Write P(X>= -x) in terms of the cdf ∅ of the standard Gaussian variable with a positive argument. In other words, your answer be in terms of ∅(g(x)) where g(x) is a function of x which takes only positive values for x>0.
To find the probability P(X ≥ -x), we can express it in terms of the cumulative distribution function (CDF) of the standard Gaussian variable, denoted as Φ(z), where z is a standardized value.
First, let's standardize the variable X using the formula:
Z = (X - μ) / σ
where Z is the standardized variable, X is the original variable, μ is the mean, and σ is the standard deviation.

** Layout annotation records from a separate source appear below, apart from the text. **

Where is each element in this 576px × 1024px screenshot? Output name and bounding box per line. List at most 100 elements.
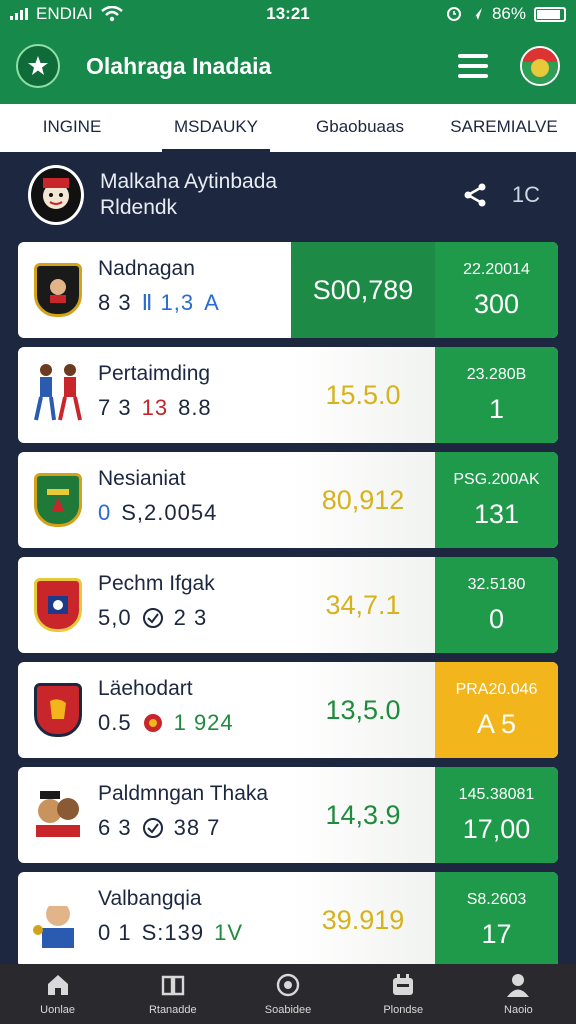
crest-small-icon [142, 712, 164, 734]
stat-value: S,2.0054 [121, 500, 218, 525]
score-value: 13,5.0 [291, 662, 435, 758]
odds-label: 23.280B [466, 365, 527, 383]
nav-item-live[interactable]: Soabidee [230, 964, 345, 1024]
team-crest-icon [34, 473, 82, 527]
score-value: 34,7.1 [291, 557, 435, 653]
team-name: Nadnagan [98, 257, 195, 280]
team-crest-icon [34, 263, 82, 317]
stat-value: 8.8 [178, 395, 212, 420]
match-card[interactable]: Nadnagan 8 3 Ⅱ 1,3 A S00,789 22.20014 300 [18, 242, 558, 338]
team-name: Läehodart [98, 677, 193, 700]
stat-value: 0 [98, 500, 112, 525]
odds-value: 0 [488, 603, 505, 634]
score-value: 14,3.9 [291, 767, 435, 863]
tab-gbaobuaas[interactable]: Gbaobuaas [288, 104, 432, 152]
stat-value: A [204, 290, 220, 315]
nav-item-schedule[interactable]: Rtanadde [115, 964, 230, 1024]
odds-value: 17 [481, 918, 512, 949]
nav-item-stats[interactable]: Plondse [346, 964, 461, 1024]
match-card[interactable]: Pechm Ifgak 5,0 2 3 34,7.1 32.5180 0 [18, 557, 558, 653]
stat-value: S:139 [141, 920, 205, 945]
odds-label: PSG.200AK [453, 470, 540, 488]
match-card[interactable]: Paldmngan Thaka 6 3 38 7 14,3.9 145.38081… [18, 767, 558, 863]
tab-msdauky[interactable]: MSDAUKY [144, 104, 288, 152]
stat-value: 38 7 [173, 815, 221, 840]
stat-value: 7 3 [98, 395, 132, 420]
location-icon [471, 8, 482, 20]
app-title: Olahraga Inadaia [86, 52, 272, 79]
nav-label: Naoio [504, 1004, 533, 1016]
battery-percent: 86% [491, 4, 526, 23]
odds-label: 145.38081 [458, 785, 535, 803]
alarm-icon [446, 7, 461, 21]
stat-value: 5,0 [98, 605, 132, 630]
team-name: Pertaimding [98, 362, 211, 385]
match-card[interactable]: Nesianiat 0 S,2.0054 80,912 PSG.200AK 131 [18, 452, 558, 548]
wifi-icon [100, 6, 123, 22]
league-count: 1C [511, 182, 540, 207]
stat-value: Ⅱ 1,3 [141, 290, 195, 315]
nav-item-home[interactable]: Uonlae [0, 964, 115, 1024]
home-icon [47, 975, 68, 995]
tab-ingine[interactable]: INGINE [0, 104, 144, 152]
profile-avatar[interactable] [520, 46, 560, 86]
stat-value: 0 1 [98, 920, 132, 945]
tab-saremialve[interactable]: SAREMIALVE [432, 104, 576, 152]
nav-label: Uonlae [40, 1004, 76, 1016]
carrier-name: ENDIAI [36, 4, 93, 23]
book-icon [161, 975, 184, 996]
stat-value: 1 924 [173, 710, 234, 735]
nav-label: Rtanadde [148, 1004, 197, 1016]
match-card[interactable]: Pertaimding 7 3 13 8.8 15.5.0 23.280B 1 [18, 347, 558, 443]
stat-value: 8 3 [98, 290, 132, 315]
team-name: Valbangqia [98, 887, 202, 910]
stat-value: 1V [214, 920, 244, 945]
stat-value: 13 [141, 395, 169, 420]
tab-bar: INGINE MSDAUKY Gbaobuaas SAREMIALVE [0, 104, 576, 152]
score-value: 15.5.0 [291, 347, 435, 443]
team-name: Pechm Ifgak [98, 572, 215, 595]
stat-value: 2 3 [173, 605, 208, 630]
menu-icon[interactable] [458, 54, 488, 78]
nav-label: Plondse [383, 1004, 424, 1016]
star-shield-icon [28, 56, 48, 75]
team-crest-icon [34, 578, 82, 632]
calendar-icon [393, 974, 414, 995]
league-header: Malkaha Aytinbada Rldendk 1C [0, 152, 576, 238]
nav-label: Soabidee [264, 1004, 312, 1016]
odds-label: 22.20014 [463, 260, 530, 278]
clock: 13:21 [266, 4, 310, 23]
app-bar: Olahraga Inadaia [0, 28, 576, 104]
odds-value: 17,00 [462, 813, 531, 844]
odds-value: A 5 [476, 708, 517, 739]
odds-value: 131 [473, 498, 520, 529]
bottom-nav: Uonlae Rtanadde Soabidee Plondse Naoio [0, 964, 576, 1024]
check-icon [142, 817, 164, 839]
match-card[interactable]: Läehodart 0.5 1 924 13,5.0 PRA20.046 A 5 [18, 662, 558, 758]
nav-item-profile[interactable]: Naoio [461, 964, 576, 1024]
check-icon [142, 607, 164, 629]
odds-value: 1 [488, 393, 505, 424]
team-mascot-icon [36, 791, 80, 837]
league-name: Malkaha Aytinbada [100, 170, 278, 193]
status-bar: ENDIAI 13:21 86% [0, 0, 576, 28]
player-avatar-icon [33, 898, 74, 948]
players-icon [34, 364, 82, 421]
stat-value: 0.5 [98, 710, 132, 735]
stat-value: 6 3 [98, 815, 132, 840]
odds-label: S8.2603 [466, 890, 527, 908]
league-logo [28, 165, 84, 225]
share-icon[interactable] [460, 180, 490, 210]
app-logo[interactable] [16, 44, 60, 88]
team-name: Paldmngan Thaka [98, 782, 269, 805]
odds-label: 32.5180 [467, 575, 526, 593]
match-card[interactable]: Valbangqia 0 1 S:139 1V 39.919 S8.2603 17 [18, 872, 558, 968]
team-crest-icon [34, 683, 82, 737]
ball-icon [276, 973, 300, 997]
score-value: 39.919 [291, 872, 435, 968]
battery-icon [533, 6, 566, 22]
score-value: S00,789 [291, 242, 435, 338]
person-icon [507, 974, 530, 997]
mascot-icon [43, 178, 69, 209]
match-list: Nadnagan 8 3Ⅱ 1,3 A S00,789 22.20014 300 … [18, 242, 558, 977]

In our case, X ~ N(2, 2), so μ = 2 and σ = √2. Plugging these values into the formula, we have:
Z = (X - 2) / √2
Next, we need to reframe the expression P(X ≥ -x) in terms of Φ(z). Let's substitute -x into the standardized equation:
Z = (-x - 2) / √2
To reframe it in terms of Φ(z), we need to express z in terms of x. Solving the standardized equation for x, we get:
x = -√2z - 2
Now, substitute this value of x into P(X ≥ -x):
P(X ≥ -x) = P(X ≥ -(-√2z - 2))
Simplifying further, we have:
P(X ≥ -x) = P(X ≥ √2z + 2)
Since X is a Gaussian variable, its CDF can be expressed in terms of Φ(z) as follows:
P(X ≥ √2z + 2) = 1 - Φ(√2z + 2)
Therefore, the probability P(X ≥ -x) in terms of the CDF of the standard Gaussian variable Φ(z) is given by:
P(X ≥ -x) = 1 - Φ(√2z + 2)
Note that the function g(x) mentioned in the question is defined as g(x) = √2z + 2, where z is a standardized value obtained from the original variable X. Since x > 0, we can express √2z + 2 as g(x) = √2z + 2 > 0.
So the final answer is:
P(X ≥ -x) = 1 - Φ(g(x))
where g(x) = √2z + 2, and z is obtained by standardizing X as Z = (X - μ) / σ.